Crain organized exhibitions devoted to the octogenarian painter March Avery; the lesbian photographer and writer Tee Corinne; and the feminist author and activist Kate Millett, whose 1972 installation Terminal Piece Crain rigorously reinstalled in her masters’ thesis exhibition at CCS Bard in Annandale-on-Hudson earlier this year. In 2020, she was a curatorial fellow at the CCA Wattis Institute for Contemporary Arts in San Francisco, where she was instrumental in organizing a year-long research season on Chilean artist Cecilia Vicuña.

Earlier this year, Crain began working at the Lower East Side gallery Miguel Abreu as a director, a role she had previously held at Tribeca’s Kaufmann Repetto. Her many curatorial endeavors included O.O. & M.M (Only Once & Many More), an ongoing exhibition-making program supporting adaptable and alternative models of showing art, and Topless, a seasonal gallery in Rockaway Beach. A 2015 show there devoted to Anna Glantz, cocurated by Crain and Brent Birnbaum, was selected by painter Dana Schutz in Artforum as among the best shows of that year. “Set back from the road, its identity revealed only by a plot of recently planted palm trees, the space—like Glantz’s paintings—emanated surreal dislocation,” she wrote.

A lifelong New Yorker, Crain received her BFA in sculpture from the Pratt Institute in 2013. Her work has been exhibited at Octagon in Milan; Artist Curated Projects in Los Angeles; Baba Yaga in Hudson, New York; as well as KANSAS, Y Gallery, 321 Gallery, and Gordon Robichaux in New York City. Two posthumous solo exhibitions, “Moments Spared” at Tribeca’s Kerry Schuss gallery, and “Fleeting” at Gordon Robichaux, are slated to open in February and May, respectively, of next year.  

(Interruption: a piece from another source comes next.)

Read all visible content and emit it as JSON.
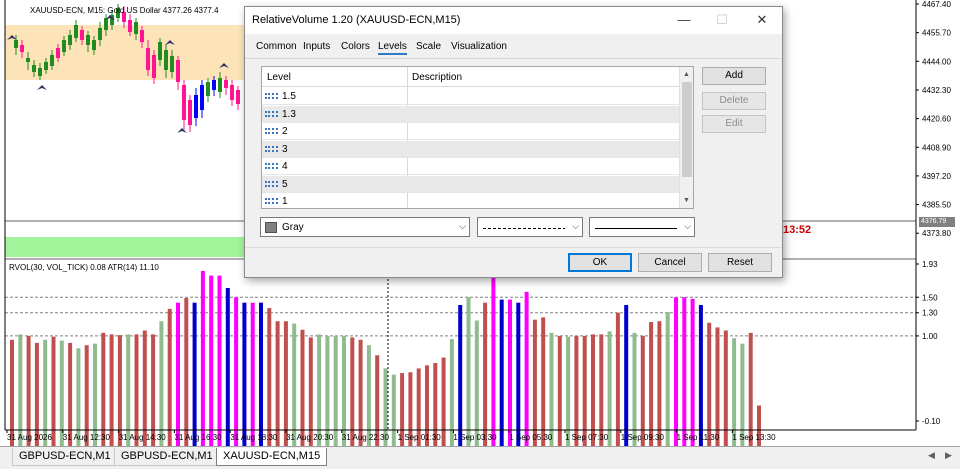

The last of the many exhibitions Crain organized, titled “Synonyms for Sorrow” and featuring the work of Patricia L. Boyd, Theresa Hak Kyung Cha, Taylor Davis, Masao Gozu, Park McArthur, Shanekia McIntosh, and Dan Graham, closed last month at Charim Schleifmühlgasse in Vienna. “I am reluctant,” she wrote in her curatorial statement, “to extend too many words that seek to describe this space referred to as sorrow, which I hope, here, might be felt. Held. Independently. Together. Not held in a way that contains, but held in a way that acknowledges, appreciates, addresses, resonates, reverberates, shakes, wakes, and, also, rests. For a moment.”